With America’s first (and some would argue best) National Park located directly north of it, Grand Teton National Park has a tendency to fly below the radar. I can’t recall how many people I’ve asked, upon hearing they visited Yellowstone, “Did you go to Grand Teton as well?”
Most say they did, but gave the park no more than a drive-through or a day trip from Yellowstone. It’s a great park in and of itself, and deserves more time than a one day trip.
French fur traders, who had obviously spent quite a bit of time in the wilderness with only men as company, gave these mountains their name- “les Trois Tétons” or “the Three Breasts.”
I’ve visited Grand Teton a few different times. Back in September 2001, I visited with friends and we did a float trip on the Snake River, still probably my favorite experience in the park.

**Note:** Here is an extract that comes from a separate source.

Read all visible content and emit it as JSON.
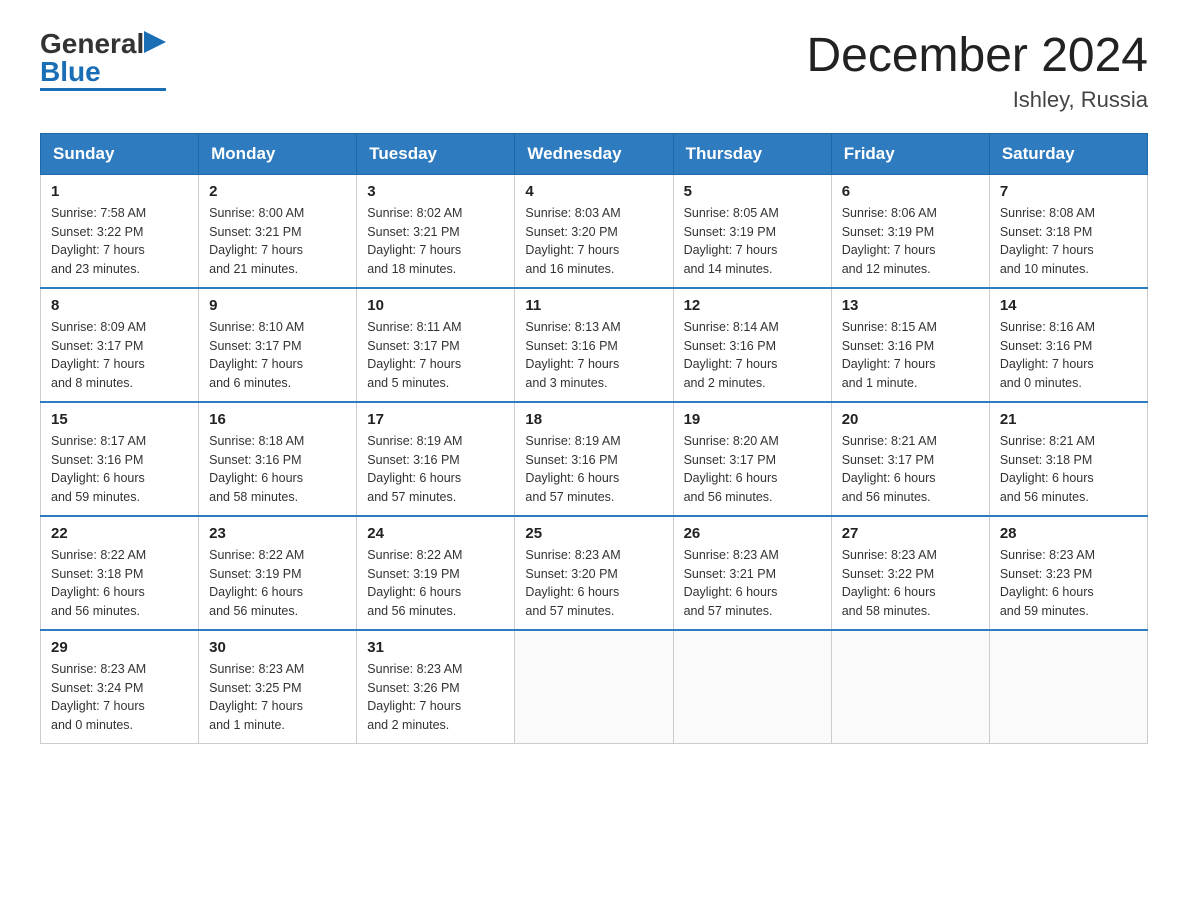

Another of my memories from the September 2001 visit was hiking out into an almost completely dry Jackson Lake.
On all of my other visits, the lake, a natural one that had it’s level increased by the presence of the Jackson Lake Dam, was filled with water, providing some great reflective views of the mountains beyond.
A few years later, in 2005, I returned to Grand Teton, and found another thing I love about the park- The drive up Signal Mountain. The view at the top of the mountain is not only one of the best of the Tetons, it also offers expansive views into the glacial valley and surrounding areas.
The park is also home to a vast ecosystem- including large numbers of animals and birds. There are signs and bear-proof containers all over the park reminding visitors that this is the heart of bear territory and precautions should be taken when it comes to food storage and garbage disposal.
My favorite historical sight in the park is the Cunningham Cabin, a reconstructed two-room cabin, which illustrates how early farmers and ranchers attempted to adapt the methods used in the much smaller eastern mountains to this new life in the west.
Most of the park’s major sights certainly could be crammed into one day, but a better idea is to allot a few days to explore the wonders of this amazing national park.
I would like to go hiking in the Tetons – and maybe before I’m too old climb the Grand …with a guide.
Oh that’s funny – I have a post coming on Thursday on this exact subject in which I explain that I did indeed overlook Grand Teton. I did the typical thing – spent three hours there as an afterthought on the way out of Yellowstone. It’s only in retrospect that I came to appreciate how beautiful the place was.